Customs wins legal battle over 10kg gold seizure from Iranian

ISLAMABAD: After struggle of twenty five years, Pakistan Customs has won the legal battle over confiscation of ten kilograms of smuggled gold worth tens of millions of rupees.

Supreme Court of Pakistan has given its verdict over the confiscation of the gold from Iranian citizen Ghulam Hussain Ramzan Ali in favour of Pakistan Customs while rejecting his appeal. The Iranian citizen’s stance regarding the confiscation was that he was a transit passenger and Pakistan Customs had no authority to conduct any search on him or his luggage.

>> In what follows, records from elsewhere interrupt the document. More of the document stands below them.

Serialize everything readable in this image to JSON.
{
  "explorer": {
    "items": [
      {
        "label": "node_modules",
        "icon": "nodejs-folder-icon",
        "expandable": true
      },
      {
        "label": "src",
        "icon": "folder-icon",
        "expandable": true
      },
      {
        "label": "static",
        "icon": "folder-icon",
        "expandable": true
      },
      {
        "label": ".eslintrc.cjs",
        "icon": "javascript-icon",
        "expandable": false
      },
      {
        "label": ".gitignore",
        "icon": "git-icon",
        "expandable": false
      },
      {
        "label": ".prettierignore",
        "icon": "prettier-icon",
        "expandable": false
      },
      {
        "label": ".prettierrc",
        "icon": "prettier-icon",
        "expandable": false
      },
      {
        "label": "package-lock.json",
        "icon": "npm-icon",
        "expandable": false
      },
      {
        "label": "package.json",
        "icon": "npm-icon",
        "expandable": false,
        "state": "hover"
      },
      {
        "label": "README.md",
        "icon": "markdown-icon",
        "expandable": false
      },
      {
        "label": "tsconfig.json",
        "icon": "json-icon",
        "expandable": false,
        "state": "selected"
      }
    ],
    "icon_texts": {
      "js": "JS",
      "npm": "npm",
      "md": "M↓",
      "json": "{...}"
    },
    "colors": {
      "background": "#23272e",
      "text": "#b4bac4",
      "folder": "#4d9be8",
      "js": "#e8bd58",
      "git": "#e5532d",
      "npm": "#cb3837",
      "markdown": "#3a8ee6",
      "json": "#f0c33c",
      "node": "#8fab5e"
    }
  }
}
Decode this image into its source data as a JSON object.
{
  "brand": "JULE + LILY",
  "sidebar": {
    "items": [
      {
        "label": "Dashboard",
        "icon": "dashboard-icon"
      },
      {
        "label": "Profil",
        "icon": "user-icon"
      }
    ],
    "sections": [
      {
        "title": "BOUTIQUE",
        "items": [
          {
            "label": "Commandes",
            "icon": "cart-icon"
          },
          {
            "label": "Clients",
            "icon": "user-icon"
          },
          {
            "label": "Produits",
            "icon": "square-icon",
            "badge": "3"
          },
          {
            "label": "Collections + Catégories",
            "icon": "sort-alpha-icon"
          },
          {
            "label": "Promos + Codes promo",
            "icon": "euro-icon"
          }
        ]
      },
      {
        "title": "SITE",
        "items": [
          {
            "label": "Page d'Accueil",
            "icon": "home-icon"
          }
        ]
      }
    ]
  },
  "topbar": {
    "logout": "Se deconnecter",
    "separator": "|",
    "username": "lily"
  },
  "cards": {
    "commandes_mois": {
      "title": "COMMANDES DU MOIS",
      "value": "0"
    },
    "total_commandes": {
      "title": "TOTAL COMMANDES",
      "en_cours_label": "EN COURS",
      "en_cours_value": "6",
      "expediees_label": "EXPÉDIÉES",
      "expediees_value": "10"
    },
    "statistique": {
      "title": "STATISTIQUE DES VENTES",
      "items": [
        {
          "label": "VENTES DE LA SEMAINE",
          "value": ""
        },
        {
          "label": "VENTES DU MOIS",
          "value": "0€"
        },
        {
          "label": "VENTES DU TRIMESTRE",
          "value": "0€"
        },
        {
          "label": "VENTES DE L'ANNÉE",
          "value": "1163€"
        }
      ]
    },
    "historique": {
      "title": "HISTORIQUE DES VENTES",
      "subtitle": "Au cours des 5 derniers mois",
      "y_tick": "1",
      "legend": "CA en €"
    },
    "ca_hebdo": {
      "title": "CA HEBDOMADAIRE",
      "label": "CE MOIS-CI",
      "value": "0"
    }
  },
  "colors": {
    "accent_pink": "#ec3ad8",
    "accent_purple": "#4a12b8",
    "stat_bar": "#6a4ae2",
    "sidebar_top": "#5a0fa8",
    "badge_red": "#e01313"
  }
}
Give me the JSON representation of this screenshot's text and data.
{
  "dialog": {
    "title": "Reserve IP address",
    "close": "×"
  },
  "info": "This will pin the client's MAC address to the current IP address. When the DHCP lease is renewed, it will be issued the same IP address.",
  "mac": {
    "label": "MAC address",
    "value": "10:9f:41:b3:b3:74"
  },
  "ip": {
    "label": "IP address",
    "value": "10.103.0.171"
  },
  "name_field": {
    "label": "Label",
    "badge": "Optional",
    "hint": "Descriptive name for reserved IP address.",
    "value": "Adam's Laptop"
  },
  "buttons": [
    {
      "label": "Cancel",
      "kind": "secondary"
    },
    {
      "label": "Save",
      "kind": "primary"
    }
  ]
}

A three member bench of Supreme Court comprising Justice Mian Saqib Nisar, Justice Sarmad Jalal Usmani and Justice Muhammad Athar Saeed heard the case.

Model Customs Collectorate of Preventive was party to the case.

The judgement of SCP’s three member bench stated that Pakistan Customs jurisdiction applies to all the passengers including transit passengers who stay temporarily on any Pakistani port or airport, during their journey.

The verdict established that Section 158 of Customs Act 1969 enables any customs officer who has reasonable doubt to conduct search on any person along with his possessions, who is entering or leaving Pakistan’s borders and doubted of travelling without legal document(s) of such possessions like gold. In such a case, i.e. failure to produce legal documents of possession of dutiable goods the customs officer can seize the goods.

The verdict further justified customs’ seizure by stating that there was advance information of smuggling in Ghulam Hussain’s case. Therefore, searching a transit passenger was a justifiable act on part of customs’ authorities.

Details of the case revealed that in 1987 an Iranian passenger Ghulam Hussain was travelling to Singapore via Karachi. Customs authorities received a tip-off that the person will try to smuggle gold during his transitory stay in Karachi. Ghulam Hussain tried to skip customs examination hall without checking while taking his luggage on way to a hotel. He did not inform customs authorities about the possession of gold.

On examination it was found out that he had 50 gold bars which were seized due to the reason that he did not have any permission letter issued by the federal government. He was issued show-cause notice according to Customs Act 1969 and Foreign Regulation Act 1947.

Ghulam Hussain took the stance that he was a transit passenger and it was out of jurisdiction of Pakistan Customs to seize it.

He was accused of smuggling the gold by customs authorities while the gold was confiscated since he brought the gold to Pakistan without any permission. Meanwhile, he was fined up to Rs 500,000.

Later in 1992, Ghulam Hussain’s appeal against the customs authorities’ confiscation was rejected by Member Judicial of Federal Board of Revenue who kept the Order in Original intact.